Pois durante os dois dedos de conversa que vamos trocando, os meus olhares de caçador de fotografias não param. Com ouvidos na conversa e olhares no que se vai passando à volta. Estavam os meus olhares entretidos com dois gatos que estavam deitados debaixo de um carro a ver que passava. Ao que parecia, seria lugar habitual para eles verem quem passa, coisa que o Esteves confirmou. Nisto, pachorrentamente um cão vindo do fundo da Rua Direita começa a aproximar-se de nós, mas também dos gatos, pois estes estava à nossa frente. Pensei eu para com os meus botões: — “Agora é que vai ser, vai começar a confusão entre as espécies”. Mas não, o cão já velhote, passou a meio, entre nós e os gatos, um metro e pico para cada lado, sem ligar nenhuma a ninguém. Deu mais três passos com as patas dianteiras, outros tantos com as patas traseiras e zás, deixa-se cair no meio da rua, notoriamente cansado.
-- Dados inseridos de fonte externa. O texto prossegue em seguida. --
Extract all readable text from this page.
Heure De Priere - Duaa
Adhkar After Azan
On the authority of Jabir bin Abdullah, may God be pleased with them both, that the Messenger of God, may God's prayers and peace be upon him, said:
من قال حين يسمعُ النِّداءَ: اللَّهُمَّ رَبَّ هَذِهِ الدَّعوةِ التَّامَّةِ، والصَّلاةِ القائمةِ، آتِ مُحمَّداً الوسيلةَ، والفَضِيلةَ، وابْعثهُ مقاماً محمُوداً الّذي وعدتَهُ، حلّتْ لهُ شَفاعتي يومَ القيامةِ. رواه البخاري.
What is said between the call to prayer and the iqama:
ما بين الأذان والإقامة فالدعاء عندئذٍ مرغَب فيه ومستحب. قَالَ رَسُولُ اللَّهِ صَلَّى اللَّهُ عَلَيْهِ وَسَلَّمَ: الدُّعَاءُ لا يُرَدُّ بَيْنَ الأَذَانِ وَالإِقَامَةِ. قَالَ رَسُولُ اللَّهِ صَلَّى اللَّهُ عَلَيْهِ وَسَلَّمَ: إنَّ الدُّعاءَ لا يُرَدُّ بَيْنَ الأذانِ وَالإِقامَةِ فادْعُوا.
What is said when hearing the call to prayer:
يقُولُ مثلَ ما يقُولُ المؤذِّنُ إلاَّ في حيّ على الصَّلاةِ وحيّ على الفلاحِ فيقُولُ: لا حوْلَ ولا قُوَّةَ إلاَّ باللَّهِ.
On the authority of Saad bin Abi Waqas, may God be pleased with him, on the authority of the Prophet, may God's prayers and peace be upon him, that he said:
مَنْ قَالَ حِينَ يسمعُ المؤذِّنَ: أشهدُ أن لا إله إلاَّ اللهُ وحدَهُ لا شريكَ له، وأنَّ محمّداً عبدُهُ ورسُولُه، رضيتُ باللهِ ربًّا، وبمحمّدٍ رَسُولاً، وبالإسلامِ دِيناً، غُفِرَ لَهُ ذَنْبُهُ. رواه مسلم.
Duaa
Pois a estória terminaria aqui e passaria já àquilo que vos quero trazer hoje, mas o raio de um dos gatos resolveu aproximar-se do cão. — “Provocador!” pensei eu, e quando o gato está a dois palmos do cão, este abre bem os seus queixos e foi aí que eu pensei que ele ia comer o gato, mas para espanto meu, ele só estava a bocejar enquanto que o gato lhe dá uma volta completa roçando-se nele, o cão, que se manteve serenamente a gozar do seu descanso. O Esteves dando conta do meu espanto, disse-me: “São amigos!” …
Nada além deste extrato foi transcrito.